The raw scores chart shows the results of the individual espisodes. You will not it is very noisy. By applying a low pass filter, in this case a moving average, over the scores we can see clearly see the improvement in the agent over the episodes. 

In [None]:
# helper function to generate moving average
def moving_average(a, n=3):
    ret = np.cumsum(a, dtype=float)
    ret[n:] = ret[n:] - ret[:-n]
    return ret[n - 1:] / n

ls = 16
ts = 18

# plot the scores
fig, (ax1, ax2) = plt.subplots(1, 2, figsize=(16,6))

ax1.plot(np.arange(len(scores)), scores)
ax1.set_ylabel('Score', fontsize=ls)
ax1.set_xlabel('Episode #', fontsize=ls)
ax1.set_title("Scores", fontsize=ts)

avg_score = moving_average(scores, 100)
ax2.axhline(y=13., xmin=0.0, xmax=1.0, color='r', linestyle='--', linewidth=0.7, alpha=0.9)
ax2.plot(np.arange(len(avg_score)), avg_score)
ax2.set_ylabel('Average Score', fontsize=ls)
ax2.set_xlabel('Episode #', fontsize=ls)
ax2.set_title("Moving average scores", fontsize=ts)

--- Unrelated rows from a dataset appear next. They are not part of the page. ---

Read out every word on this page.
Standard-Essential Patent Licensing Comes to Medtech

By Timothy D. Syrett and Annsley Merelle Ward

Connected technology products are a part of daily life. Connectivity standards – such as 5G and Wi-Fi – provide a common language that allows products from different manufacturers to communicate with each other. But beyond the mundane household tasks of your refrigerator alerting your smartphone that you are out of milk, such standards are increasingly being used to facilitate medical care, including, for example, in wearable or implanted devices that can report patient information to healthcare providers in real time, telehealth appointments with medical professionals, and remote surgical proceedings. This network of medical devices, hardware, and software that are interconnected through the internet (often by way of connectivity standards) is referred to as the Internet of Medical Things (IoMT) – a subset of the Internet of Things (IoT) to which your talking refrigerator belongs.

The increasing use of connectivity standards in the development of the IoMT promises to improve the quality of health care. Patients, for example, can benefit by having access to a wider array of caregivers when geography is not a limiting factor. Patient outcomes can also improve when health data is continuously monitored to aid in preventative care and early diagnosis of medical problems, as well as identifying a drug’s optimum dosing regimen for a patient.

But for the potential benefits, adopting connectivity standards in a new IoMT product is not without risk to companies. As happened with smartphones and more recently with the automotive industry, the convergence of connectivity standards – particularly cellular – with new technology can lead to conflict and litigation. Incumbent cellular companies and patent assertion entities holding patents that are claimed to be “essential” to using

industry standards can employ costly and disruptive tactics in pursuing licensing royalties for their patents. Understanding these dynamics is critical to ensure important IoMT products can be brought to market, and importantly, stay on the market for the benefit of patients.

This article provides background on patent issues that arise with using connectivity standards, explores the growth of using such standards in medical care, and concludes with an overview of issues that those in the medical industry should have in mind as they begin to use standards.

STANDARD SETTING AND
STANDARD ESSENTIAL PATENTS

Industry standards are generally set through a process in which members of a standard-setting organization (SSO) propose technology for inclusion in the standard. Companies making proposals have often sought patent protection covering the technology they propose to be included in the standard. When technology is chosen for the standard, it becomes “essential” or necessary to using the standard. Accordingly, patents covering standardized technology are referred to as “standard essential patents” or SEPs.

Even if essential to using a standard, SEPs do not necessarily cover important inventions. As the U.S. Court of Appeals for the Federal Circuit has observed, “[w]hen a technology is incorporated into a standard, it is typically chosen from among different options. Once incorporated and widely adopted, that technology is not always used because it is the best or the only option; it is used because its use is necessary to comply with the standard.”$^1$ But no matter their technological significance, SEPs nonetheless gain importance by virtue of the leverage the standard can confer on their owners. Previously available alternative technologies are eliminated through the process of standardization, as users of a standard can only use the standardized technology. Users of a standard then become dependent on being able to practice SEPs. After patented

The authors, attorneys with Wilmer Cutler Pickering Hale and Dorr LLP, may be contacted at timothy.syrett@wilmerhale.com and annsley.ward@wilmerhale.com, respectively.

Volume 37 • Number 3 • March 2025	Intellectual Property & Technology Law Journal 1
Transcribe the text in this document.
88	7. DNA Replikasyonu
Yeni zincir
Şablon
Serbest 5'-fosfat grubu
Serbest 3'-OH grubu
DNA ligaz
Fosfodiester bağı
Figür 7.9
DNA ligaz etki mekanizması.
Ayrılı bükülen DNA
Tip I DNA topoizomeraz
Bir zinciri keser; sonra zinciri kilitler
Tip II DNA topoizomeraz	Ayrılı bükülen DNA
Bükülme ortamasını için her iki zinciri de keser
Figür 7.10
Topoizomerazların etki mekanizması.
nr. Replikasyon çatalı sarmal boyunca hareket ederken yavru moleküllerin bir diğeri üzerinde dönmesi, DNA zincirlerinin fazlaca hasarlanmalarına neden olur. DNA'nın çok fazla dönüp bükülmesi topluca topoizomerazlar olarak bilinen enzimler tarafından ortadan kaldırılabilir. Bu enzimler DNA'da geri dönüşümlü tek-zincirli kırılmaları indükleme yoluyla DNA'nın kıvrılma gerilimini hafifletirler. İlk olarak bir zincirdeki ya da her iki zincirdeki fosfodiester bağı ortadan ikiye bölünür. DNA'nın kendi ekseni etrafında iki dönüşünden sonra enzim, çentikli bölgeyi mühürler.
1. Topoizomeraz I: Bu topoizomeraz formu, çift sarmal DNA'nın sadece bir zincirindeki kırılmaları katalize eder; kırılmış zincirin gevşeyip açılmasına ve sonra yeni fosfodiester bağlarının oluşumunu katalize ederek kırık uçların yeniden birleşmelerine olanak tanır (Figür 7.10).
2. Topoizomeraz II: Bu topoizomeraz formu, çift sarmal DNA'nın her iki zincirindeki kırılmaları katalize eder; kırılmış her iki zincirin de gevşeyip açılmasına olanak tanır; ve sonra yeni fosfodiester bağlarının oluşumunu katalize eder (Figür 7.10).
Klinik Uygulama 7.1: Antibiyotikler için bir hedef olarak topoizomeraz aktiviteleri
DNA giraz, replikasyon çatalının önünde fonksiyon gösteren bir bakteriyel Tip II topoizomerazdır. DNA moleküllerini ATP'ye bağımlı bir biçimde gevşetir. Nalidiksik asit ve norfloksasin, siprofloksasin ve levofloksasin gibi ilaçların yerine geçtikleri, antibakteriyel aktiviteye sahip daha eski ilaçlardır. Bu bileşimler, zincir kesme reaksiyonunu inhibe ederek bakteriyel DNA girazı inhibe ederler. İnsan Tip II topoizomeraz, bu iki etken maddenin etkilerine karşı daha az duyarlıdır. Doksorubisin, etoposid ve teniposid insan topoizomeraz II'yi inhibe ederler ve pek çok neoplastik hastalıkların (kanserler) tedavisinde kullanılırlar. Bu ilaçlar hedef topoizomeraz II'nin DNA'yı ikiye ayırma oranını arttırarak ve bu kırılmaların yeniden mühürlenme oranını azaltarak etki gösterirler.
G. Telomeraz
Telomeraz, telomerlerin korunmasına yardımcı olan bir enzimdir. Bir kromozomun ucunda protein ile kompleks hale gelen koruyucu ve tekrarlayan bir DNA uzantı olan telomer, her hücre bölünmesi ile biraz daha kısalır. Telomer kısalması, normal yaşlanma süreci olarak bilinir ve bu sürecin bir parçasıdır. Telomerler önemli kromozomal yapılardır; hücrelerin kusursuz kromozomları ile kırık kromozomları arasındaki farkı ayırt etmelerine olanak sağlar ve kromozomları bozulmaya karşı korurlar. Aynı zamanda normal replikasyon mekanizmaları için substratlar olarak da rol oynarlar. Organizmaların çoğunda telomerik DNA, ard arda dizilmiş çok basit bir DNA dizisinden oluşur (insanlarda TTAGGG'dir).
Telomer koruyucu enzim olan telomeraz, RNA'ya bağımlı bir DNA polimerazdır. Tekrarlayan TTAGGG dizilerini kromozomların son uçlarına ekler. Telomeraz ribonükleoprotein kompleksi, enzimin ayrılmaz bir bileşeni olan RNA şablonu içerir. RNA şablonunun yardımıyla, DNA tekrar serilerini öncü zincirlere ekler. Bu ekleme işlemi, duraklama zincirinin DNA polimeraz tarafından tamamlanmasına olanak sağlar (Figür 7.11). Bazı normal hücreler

fig.savefig('dqn.jpg', format='jpg')
fig.tight_layout()

plt.show()

### 6. Play the trained agent

Now that we have a trained agent, we can reset the environment into non-training and then load the best weights for the DNN and run the agent through the Unity environment.

In [None]:
# reset the environment to get the state space 
env_info = env.reset(train_mode=False)[brain_name]

# examine the state space 
state = env_info.vector_observations[0]
state_size = len(state)

# create the agent 
agent = Agent(state_size=state_size, action_size=action_size, seed=0)


# load the weights from file
agent.qnetwork_local.load_state_dict(torch.load('checkpoint.pth'))

#  run the agent ten times
for i in range(10):
    score = 0
    env_info = env.reset(train_mode=False)[brain_name]
    state = env_info.vector_observations[0]            # get the current state
    for j in range(1000):
        action = agent.act(state)                      # select an action
        env_info = env.step(action.astype(int))[brain_name]        # send the action to the environment
        next_state = env_info.vector_observations[0]
        reward = env_info.rewards[0]
        done = env_info.local_done[0]
        agent.step(state, action, reward, next_state, done)
        state = next_state
        score += reward
        if done:
            break 
    print('\rScore: {:.2f}'.format(score))
            

### 7. Close the environment

Once we are done, close the environment

In [None]:
env.close()

### Conclusion and Recommendations

Solving the task only required a shallow architecture as a task as simple as this would not require more complicated algorithms. However, Dueling DQN or other enhancements are still worth exploring as I have noticed that increasing the episodes did not do much to the learning.